UPDATE-3: The performed ANALYZE, suggested in the commentaries, didn't change bad rows estimations in the plans, but increased speed of "old" variant of query. I still have no full understanding about my core question: why does second type of query has dramatically higher speed (even w/o ANALYZE)?

Best Answer

From the explain, I can clearly see PostgreSQL produced bad estimates and chose bad plan for the first query. The equality selector on column z in table D had a completely wrong estimate (~ 500 times off).

The second time was better because WITH is a planning fence, as Craig pointed out.

Let's concentrate on the 1st query.

Planner produces bad estimates because of missing/old/inadequate statistics.

Almost all stats is visible in pg_stats. You should inspect this view and preferably paste relevant rows here.

SELECT * FROM pg_stats WHERE tablename='d' and attname='z';

If a column has some funny statistical distribution (non-uniform, non-gaussian, skewed, pseudo-random with hidden patterns, etc), then statistics module behind ANALYZE may be unable to catch regularities needed for the planner.
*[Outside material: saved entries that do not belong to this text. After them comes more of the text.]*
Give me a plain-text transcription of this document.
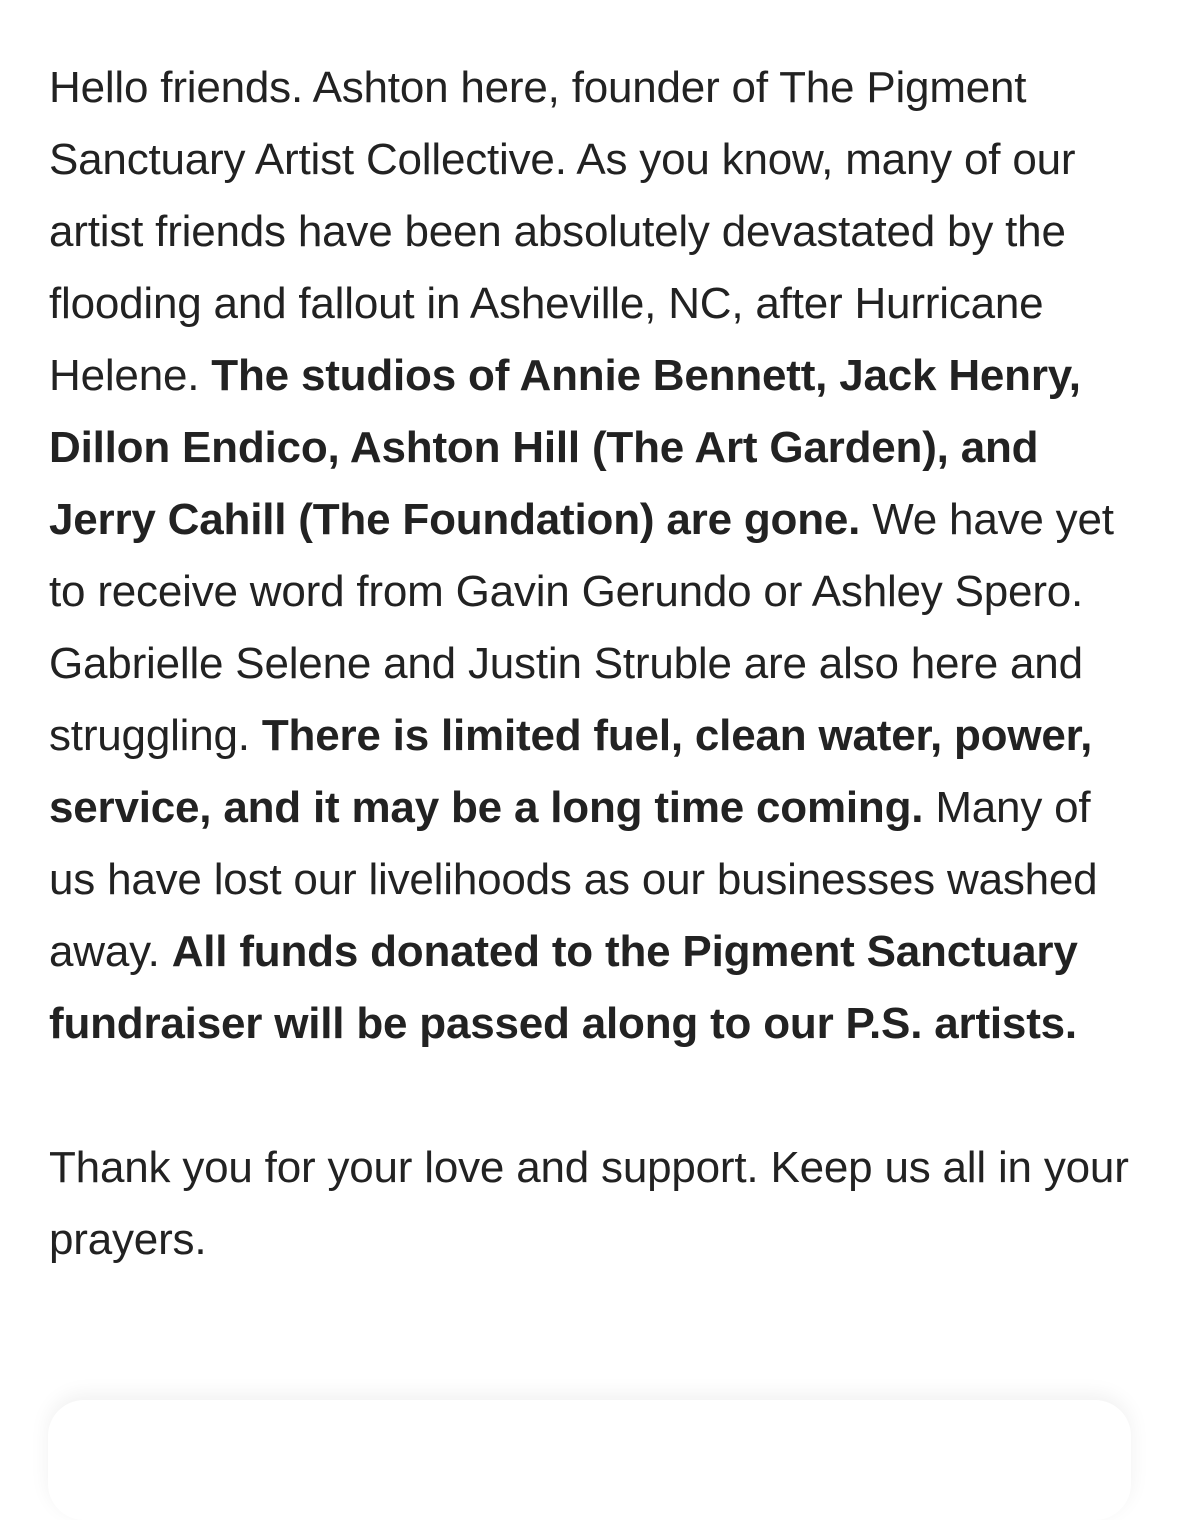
Hello friends. Ashton here, founder of The Pigment Sanctuary Artist Collective. As you know, many of our artist friends have been absolutely devastated by the flooding and fallout in Asheville, NC, after Hurricane Helene. The studios of Annie Bennett, Jack Henry, Dillon Endico, Ashton Hill (The Art Garden), and Jerry Cahill (The Foundation) are gone. We have yet to receive word from Gavin Gerundo or Ashley Spero. Gabrielle Selene and Justin Struble are also here and struggling. There is limited fuel, clean water, power, service, and it may be a long time coming. Many of us have lost our livelihoods as our businesses washed away. All funds donated to the Pigment Sanctuary fundraiser will be passed along to our P.S. artists.

Thank you for your love and support. Keep us all in your prayers.
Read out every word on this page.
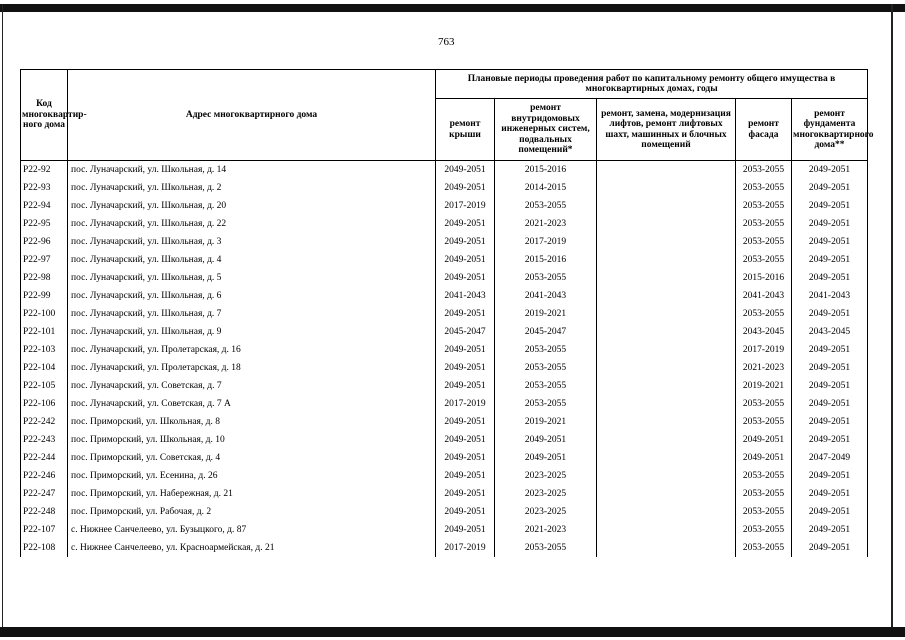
763
Код многоквартир-ного дома	Адрес многоквартирного дома	Плановые периоды проведения работ по капитальному ремонту общего имущества в многоквартирных домах, годы				
		ремонт крыши	ремонт внутридомовых инженерных систем, подвальных помещений*	ремонт, замена, модернизация лифтов, ремонт лифтовых шахт, машинных и блочных помещений	ремонт фасада	ремонт фундамента многоквартирного дома**
P22-92	пос. Луначарский, ул. Школьная, д. 14	2049-2051	2015-2016		2053-2055	2049-2051
P22-93	пос. Луначарский, ул. Школьная, д. 2	2049-2051	2014-2015		2053-2055	2049-2051
P22-94	пос. Луначарский, ул. Школьная, д. 20	2017-2019	2053-2055		2053-2055	2049-2051
P22-95	пос. Луначарский, ул. Школьная, д. 22	2049-2051	2021-2023		2053-2055	2049-2051
P22-96	пос. Луначарский, ул. Школьная, д. 3	2049-2051	2017-2019		2053-2055	2049-2051
P22-97	пос. Луначарский, ул. Школьная, д. 4	2049-2051	2015-2016		2053-2055	2049-2051
P22-98	пос. Луначарский, ул. Школьная, д. 5	2049-2051	2053-2055		2015-2016	2049-2051
P22-99	пос. Луначарский, ул. Школьная, д. 6	2041-2043	2041-2043		2041-2043	2041-2043
P22-100	пос. Луначарский, ул. Школьная, д. 7	2049-2051	2019-2021		2053-2055	2049-2051
P22-101	пос. Луначарский, ул. Школьная, д. 9	2045-2047	2045-2047		2043-2045	2043-2045
P22-103	пос. Луначарский, ул. Пролетарская, д. 16	2049-2051	2053-2055		2017-2019	2049-2051
P22-104	пос. Луначарский, ул. Пролетарская, д. 18	2049-2051	2053-2055		2021-2023	2049-2051
P22-105	пос. Луначарский, ул. Советская, д. 7	2049-2051	2053-2055		2019-2021	2049-2051
P22-106	пос. Луначарский, ул. Советская, д. 7 А	2017-2019	2053-2055		2053-2055	2049-2051
P22-242	пос. Приморский, ул. Школьная, д. 8	2049-2051	2019-2021		2053-2055	2049-2051
P22-243	пос. Приморский, ул. Школьная, д. 10	2049-2051	2049-2051		2049-2051	2049-2051
P22-244	пос. Приморский, ул. Советская, д. 4	2049-2051	2049-2051		2049-2051	2047-2049
P22-246	пос. Приморский, ул. Есенина, д. 26	2049-2051	2023-2025		2053-2055	2049-2051
P22-247	пос. Приморский, ул. Набережная, д. 21	2049-2051	2023-2025		2053-2055	2049-2051
P22-248	пос. Приморский, ул. Рабочая, д. 2	2049-2051	2023-2025		2053-2055	2049-2051
P22-107	с. Нижнее Санчелеево, ул. Бузыцкого, д. 87	2049-2051	2021-2023		2053-2055	2049-2051
P22-108	с. Нижнее Санчелеево, ул. Красноармейская, д. 21	2017-2019	2053-2055		2053-2055	2049-2051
In many cases, using larger sample helps produce truthful estimates. There is a configuration parameter to raise the sample size for ANALYZE, which can be used like this:

SET default_statistics_target TO 200;
ANALYZE A;
ANALYZE B;
ANALYZE C;
SET default_statistics_target TO 1000;
ANALYZE D;

Experiment with values and retry your SELECT queries. If it helps, you can raise sample size permanently, using ALTER TABLE D ALTER COLUMN Z SET STATISTICS 1000.

PS. as always, you should make sure that memory / resources configuration is correct. All the setings in "Resource Configuration" section should be adjusted to actual server resources (database & memory size, raid array type, ssd drives).